Nie przypadkiem w tytule tej książki znalazła się data jej powstania. Stało się tak głównie dlatego, że "Dziennik 1954" jest kroniką określonego czasu, i to czasu jak na dziennik niezwykle niedługiego: nie jednego roku choćby, ale zaledwie jednego kwartału, okresu od 1 stycznia do 2 kwietnia 1954. Stało się tak też dlatego, iż w postaci książki dziennik Tyrmanda ukazał się po raz pierwszy po ćwierćwieczu od napisania, w roku 1980 i autor pragnął zaznaczyć ten dystans. Stało się tak wreszcie chyba dlatego, iż rok 1954 był w biografii i twórczości Tyrmanda rokiem przełomowym. Kim był Leopold Tyrmand przed rokiem 1954? Mimo młodego wieku niemało miał już za sobą. Urodzony 16 maja 1920 w Warszawie w zasymilowanej rodzinie żydowskiej, po maturze wyjechał do Paryża, żeby w tamtejszej Akademii Sztuk ładnych studiować architekturę (1938-39). Z początkiem wojny znalazł się w Wilnie. Aresztowany w kwietniu 1941, został skazany na dwadzieścia pięć lat więzienia za "konspirację antylitewską". Z wybuchem wojny niemiecko-radzieckiej mógł więzienie zamienić na roboty przymusowe.
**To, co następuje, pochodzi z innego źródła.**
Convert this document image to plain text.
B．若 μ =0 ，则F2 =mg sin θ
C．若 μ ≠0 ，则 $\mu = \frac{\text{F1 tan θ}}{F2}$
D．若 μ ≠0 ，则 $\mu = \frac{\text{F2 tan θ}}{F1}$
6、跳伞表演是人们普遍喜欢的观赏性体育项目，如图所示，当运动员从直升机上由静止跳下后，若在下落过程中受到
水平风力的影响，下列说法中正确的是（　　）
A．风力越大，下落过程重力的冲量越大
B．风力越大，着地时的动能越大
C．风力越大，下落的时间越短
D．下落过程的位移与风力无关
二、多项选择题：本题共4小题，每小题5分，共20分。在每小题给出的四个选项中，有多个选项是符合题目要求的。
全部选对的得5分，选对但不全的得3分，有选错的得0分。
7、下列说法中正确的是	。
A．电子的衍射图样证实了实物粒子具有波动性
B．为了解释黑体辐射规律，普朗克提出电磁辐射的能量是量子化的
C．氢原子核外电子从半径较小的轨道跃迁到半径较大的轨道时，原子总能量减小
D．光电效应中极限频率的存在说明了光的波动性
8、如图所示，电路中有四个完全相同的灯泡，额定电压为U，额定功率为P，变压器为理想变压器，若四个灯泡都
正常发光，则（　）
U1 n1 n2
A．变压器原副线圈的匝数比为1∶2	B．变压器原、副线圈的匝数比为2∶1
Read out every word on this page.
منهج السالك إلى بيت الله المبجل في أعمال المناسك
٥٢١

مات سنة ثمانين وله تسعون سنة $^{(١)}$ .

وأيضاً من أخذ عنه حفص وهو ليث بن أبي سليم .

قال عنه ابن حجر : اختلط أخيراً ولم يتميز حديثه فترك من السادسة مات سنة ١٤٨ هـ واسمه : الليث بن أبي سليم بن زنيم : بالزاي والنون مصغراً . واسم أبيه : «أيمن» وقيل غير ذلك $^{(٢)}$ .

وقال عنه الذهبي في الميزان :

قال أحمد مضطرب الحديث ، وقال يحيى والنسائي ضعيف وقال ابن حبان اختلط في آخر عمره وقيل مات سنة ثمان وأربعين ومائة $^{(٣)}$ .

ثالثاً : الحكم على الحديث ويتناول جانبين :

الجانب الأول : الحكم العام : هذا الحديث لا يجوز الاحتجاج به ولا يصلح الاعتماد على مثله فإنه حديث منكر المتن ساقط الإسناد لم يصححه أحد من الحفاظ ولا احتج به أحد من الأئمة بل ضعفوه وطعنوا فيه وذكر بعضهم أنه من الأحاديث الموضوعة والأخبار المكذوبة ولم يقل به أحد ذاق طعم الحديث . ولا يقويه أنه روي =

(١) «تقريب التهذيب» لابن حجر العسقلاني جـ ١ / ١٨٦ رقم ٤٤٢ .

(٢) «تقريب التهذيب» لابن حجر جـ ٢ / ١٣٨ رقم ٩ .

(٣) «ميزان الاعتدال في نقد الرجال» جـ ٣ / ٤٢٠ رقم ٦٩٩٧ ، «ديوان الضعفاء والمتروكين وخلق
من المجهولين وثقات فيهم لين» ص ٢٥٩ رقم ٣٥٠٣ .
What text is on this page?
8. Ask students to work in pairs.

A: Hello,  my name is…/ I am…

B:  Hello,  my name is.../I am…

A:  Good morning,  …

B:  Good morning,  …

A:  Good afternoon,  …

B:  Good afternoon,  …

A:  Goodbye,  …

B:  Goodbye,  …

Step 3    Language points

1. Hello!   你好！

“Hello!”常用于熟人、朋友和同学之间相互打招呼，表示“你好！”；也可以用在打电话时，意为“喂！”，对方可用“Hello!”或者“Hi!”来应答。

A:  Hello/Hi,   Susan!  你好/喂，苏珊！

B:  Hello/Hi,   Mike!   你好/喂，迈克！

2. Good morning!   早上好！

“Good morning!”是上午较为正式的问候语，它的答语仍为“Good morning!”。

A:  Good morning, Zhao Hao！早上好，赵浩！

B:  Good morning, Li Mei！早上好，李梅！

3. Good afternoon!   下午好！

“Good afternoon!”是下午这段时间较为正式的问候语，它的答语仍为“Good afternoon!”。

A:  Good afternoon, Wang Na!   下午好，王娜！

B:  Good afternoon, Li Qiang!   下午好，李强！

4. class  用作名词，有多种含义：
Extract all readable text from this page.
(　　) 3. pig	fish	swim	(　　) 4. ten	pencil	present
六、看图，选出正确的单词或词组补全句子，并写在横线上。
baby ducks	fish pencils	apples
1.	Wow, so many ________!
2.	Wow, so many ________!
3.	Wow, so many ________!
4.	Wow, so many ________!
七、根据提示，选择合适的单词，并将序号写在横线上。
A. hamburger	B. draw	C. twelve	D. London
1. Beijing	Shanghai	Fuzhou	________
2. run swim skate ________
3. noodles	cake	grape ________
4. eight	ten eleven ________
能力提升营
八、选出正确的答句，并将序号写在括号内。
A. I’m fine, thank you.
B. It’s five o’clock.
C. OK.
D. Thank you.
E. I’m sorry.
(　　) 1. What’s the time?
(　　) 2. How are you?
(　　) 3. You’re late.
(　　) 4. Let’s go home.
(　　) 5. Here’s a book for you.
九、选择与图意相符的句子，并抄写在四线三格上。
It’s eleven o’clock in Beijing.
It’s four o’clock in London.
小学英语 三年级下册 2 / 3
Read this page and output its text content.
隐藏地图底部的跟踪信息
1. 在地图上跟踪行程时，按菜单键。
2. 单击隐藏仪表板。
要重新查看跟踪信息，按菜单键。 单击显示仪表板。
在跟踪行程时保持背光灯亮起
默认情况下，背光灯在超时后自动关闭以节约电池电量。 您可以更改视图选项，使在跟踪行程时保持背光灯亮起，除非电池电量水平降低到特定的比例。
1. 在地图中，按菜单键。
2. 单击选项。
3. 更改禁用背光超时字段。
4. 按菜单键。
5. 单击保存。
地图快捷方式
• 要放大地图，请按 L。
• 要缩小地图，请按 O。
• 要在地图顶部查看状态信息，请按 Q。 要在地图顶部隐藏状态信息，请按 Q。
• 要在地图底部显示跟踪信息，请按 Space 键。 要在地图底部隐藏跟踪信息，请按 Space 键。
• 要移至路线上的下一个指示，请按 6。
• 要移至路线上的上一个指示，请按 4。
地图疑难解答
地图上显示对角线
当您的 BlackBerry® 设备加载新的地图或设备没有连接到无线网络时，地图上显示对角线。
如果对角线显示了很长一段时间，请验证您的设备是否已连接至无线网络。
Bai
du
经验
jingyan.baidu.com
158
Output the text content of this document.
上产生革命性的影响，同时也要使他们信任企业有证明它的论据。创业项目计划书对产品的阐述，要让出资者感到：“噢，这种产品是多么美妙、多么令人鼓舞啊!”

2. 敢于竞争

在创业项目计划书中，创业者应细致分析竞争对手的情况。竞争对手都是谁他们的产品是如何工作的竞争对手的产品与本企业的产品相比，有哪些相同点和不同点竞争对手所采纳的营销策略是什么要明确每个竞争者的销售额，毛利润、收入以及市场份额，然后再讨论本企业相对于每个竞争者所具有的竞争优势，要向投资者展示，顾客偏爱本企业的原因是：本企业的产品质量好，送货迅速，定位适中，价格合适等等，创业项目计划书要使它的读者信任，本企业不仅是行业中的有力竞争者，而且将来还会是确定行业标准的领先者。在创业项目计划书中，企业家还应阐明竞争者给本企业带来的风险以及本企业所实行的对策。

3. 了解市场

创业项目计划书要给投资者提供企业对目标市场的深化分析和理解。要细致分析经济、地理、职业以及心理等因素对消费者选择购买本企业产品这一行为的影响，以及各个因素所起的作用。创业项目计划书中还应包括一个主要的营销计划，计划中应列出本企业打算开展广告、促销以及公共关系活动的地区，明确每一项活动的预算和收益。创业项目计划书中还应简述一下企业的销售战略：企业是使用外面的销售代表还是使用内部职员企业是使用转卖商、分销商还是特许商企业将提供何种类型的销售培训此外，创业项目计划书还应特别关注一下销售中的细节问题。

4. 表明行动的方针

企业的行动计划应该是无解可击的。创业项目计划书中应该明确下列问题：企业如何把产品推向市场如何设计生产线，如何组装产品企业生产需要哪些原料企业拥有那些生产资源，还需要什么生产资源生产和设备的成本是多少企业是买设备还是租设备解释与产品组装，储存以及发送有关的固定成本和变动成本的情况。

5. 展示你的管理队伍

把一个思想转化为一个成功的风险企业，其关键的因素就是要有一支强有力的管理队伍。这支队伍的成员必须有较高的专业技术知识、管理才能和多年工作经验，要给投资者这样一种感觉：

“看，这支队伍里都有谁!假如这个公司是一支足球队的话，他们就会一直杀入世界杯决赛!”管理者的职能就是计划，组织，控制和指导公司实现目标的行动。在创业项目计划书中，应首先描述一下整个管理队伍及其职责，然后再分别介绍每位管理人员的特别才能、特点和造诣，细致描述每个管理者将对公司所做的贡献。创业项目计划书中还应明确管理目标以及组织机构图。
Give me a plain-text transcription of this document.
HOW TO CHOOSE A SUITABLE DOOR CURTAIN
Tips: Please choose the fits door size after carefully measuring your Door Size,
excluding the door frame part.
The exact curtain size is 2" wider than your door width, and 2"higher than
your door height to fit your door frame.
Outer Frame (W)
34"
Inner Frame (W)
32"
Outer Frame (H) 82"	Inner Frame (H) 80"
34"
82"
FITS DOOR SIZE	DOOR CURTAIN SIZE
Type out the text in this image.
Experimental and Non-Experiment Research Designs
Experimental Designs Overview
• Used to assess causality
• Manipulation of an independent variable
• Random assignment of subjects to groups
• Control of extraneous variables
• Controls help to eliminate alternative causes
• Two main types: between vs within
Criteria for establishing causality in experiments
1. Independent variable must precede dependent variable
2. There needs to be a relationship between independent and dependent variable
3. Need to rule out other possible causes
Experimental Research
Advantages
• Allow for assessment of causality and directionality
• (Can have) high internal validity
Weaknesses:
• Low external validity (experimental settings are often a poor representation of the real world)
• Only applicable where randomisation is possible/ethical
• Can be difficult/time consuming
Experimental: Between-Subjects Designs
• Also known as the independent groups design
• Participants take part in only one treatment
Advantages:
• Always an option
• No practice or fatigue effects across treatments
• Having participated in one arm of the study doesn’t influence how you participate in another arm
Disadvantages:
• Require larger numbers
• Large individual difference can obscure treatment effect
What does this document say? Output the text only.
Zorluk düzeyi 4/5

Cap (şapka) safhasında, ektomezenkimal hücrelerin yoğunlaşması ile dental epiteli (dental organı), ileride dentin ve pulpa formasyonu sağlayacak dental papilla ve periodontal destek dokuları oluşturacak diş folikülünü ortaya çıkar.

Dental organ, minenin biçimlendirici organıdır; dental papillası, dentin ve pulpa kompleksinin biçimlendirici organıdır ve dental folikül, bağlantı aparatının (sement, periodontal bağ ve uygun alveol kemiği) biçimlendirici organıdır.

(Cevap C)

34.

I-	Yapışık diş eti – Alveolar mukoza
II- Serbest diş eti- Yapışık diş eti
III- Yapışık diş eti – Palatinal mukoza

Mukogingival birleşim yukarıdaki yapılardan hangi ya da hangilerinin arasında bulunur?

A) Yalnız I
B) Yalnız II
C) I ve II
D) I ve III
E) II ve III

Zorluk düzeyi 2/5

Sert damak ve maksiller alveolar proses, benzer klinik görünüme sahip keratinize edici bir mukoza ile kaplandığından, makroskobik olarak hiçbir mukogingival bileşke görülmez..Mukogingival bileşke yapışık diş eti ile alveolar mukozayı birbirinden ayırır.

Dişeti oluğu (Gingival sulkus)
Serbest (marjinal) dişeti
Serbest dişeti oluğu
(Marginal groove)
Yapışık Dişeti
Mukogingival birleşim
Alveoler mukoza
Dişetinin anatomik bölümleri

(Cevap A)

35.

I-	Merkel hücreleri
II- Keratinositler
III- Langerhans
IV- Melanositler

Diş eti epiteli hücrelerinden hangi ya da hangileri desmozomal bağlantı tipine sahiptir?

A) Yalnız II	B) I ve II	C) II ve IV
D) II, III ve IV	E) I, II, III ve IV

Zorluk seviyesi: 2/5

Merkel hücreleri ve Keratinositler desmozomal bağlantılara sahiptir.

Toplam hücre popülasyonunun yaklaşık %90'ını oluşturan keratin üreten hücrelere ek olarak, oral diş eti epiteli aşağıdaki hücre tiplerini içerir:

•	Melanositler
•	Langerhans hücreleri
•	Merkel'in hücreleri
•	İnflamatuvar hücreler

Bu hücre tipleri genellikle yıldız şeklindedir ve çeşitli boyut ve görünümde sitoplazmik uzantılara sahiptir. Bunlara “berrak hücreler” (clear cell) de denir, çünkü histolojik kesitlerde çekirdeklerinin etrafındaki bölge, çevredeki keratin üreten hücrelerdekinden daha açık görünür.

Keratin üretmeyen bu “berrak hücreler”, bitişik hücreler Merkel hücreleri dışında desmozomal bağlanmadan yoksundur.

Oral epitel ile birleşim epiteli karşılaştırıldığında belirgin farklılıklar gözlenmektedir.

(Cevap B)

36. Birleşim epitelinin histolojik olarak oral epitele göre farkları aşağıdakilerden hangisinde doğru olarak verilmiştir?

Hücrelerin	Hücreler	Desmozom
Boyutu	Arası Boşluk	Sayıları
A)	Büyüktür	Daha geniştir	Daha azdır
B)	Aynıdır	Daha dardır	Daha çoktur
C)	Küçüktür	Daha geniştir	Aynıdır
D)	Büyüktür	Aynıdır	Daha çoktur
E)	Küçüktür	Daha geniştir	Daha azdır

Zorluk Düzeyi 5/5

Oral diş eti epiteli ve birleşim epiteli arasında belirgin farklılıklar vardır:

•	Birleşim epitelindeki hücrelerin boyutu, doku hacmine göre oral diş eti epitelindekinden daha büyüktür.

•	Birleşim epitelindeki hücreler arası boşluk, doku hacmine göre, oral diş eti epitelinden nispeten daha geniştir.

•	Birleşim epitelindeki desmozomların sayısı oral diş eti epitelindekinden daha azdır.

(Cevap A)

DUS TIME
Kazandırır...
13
Imał się zróżnicowanych prac: był robotnikiem i kelnerem, kreślarzem i palaczem, wreszcie marynarzem. W tej ostatniej roli spróbował ucieczki; schwytany w Norwegii, trafił do obozu koncentracyjnego. Pobyt w Norwegii przyniósł Tyrmandowi znajomość języka norweskiego i materiał do pierwszej książki - Hotel Ansgar (Poznań, 1947). Po powrocie do kraju (1946) Tyrmand pracował najpierw jako dziennikarz w "Expresie Wieczornym" i "Słowie Powszechnym". W latach 1947-49 był członkiem redakcji "Przekroju", w roku następnym rozpoczął stałą współpracę z "Tygodnikiem Powszechnym". Praca ta skończyła się z chwilą odebrania pisma prawowitym redaktorom i przejęcia go poprzez Jana Dobraczyńskiego (1953).
Opinie i recenzje użytkowników
Dodaj opinie lub recenzję dla Dziennik 1954. Twój komentarz zostanie wyświetlony po moderacji.